I'm attempting to generate dummy data by sampling from a specific discrete distribution - conditional on the levels of a factor (so a different distribution for each factor level) and then wish to insert each random result into a new dataframe column in the row corresponding to the factor level. If you run the code below you will see that 'data$last' is empty. I'm not sure what I'm doing wrong, I've tried it without the loop as well, by setting replications to 100 for each level - however the distributions are incorrect.

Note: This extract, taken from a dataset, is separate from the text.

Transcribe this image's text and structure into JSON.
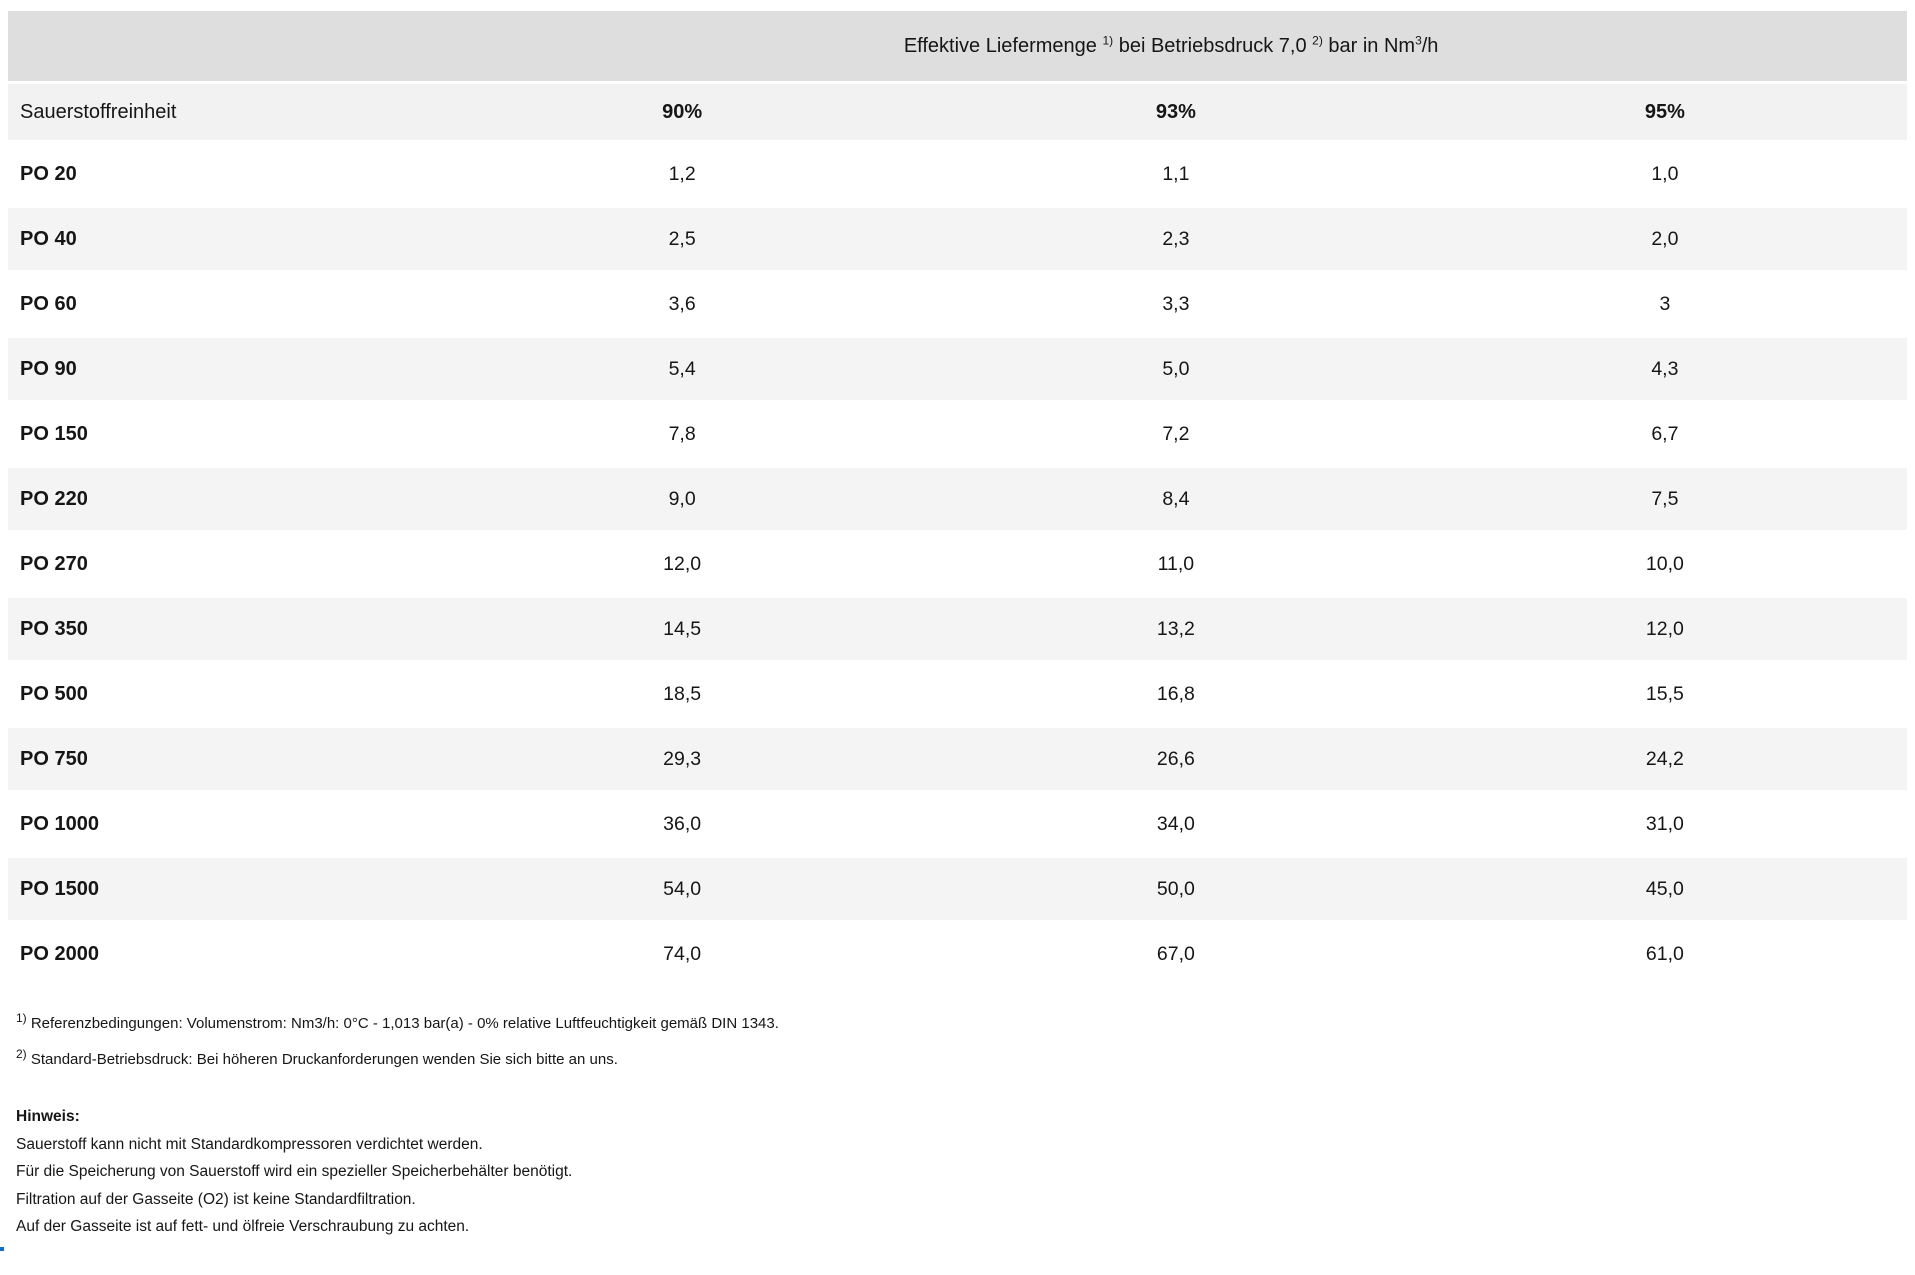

#Create data frame with factor
set.seed(1)
ID<-(1:200)
gender<-sample(x = c("Male","Female"), 200, replace = T, prob = c(0.5, 0.5))
data<-data.frame(ID,gender)
#Generate random response based on discrete distribution conditional on gender
data$last <- for (i in 1:nrow(data)) {if(data$gender=="Male") {
sample(x = c("Today","Yesterday"), 1, replace = T, prob = c(0.8, 0.2))
} else {
sample(x = c("Today","Yesterday"), 1, replace = T, prob = c(0.3, 0.7))
}
}
You should rewrite your for-loop to assignate each data$last value inside the loop :
for (i in 1:nrow(data)) {
if(data$gender[i]=="Male") {
data$last[i] = sample(x = c("Today","Yesterday"), 1, replace = T, prob = c(0.8, 0.2))
} else {
data$last[i] = sample(x = c("Today","Yesterday"), 1, replace = T, prob = c(0.3, 0.7))
}
}
Or without for-loop :
data$last = ifelse(data$gender=="Male",
sample(x = c("Today","Yesterday"), length(data$gender[(data$gender=="Male")==TRUE]), replace = T, prob = c(0.8, 0.2)),
sample(x = c("Today","Yesterday"), length(data$gender[(data$gender!="Male")==TRUE]), replace = T, prob = c(0.3, 0.7)))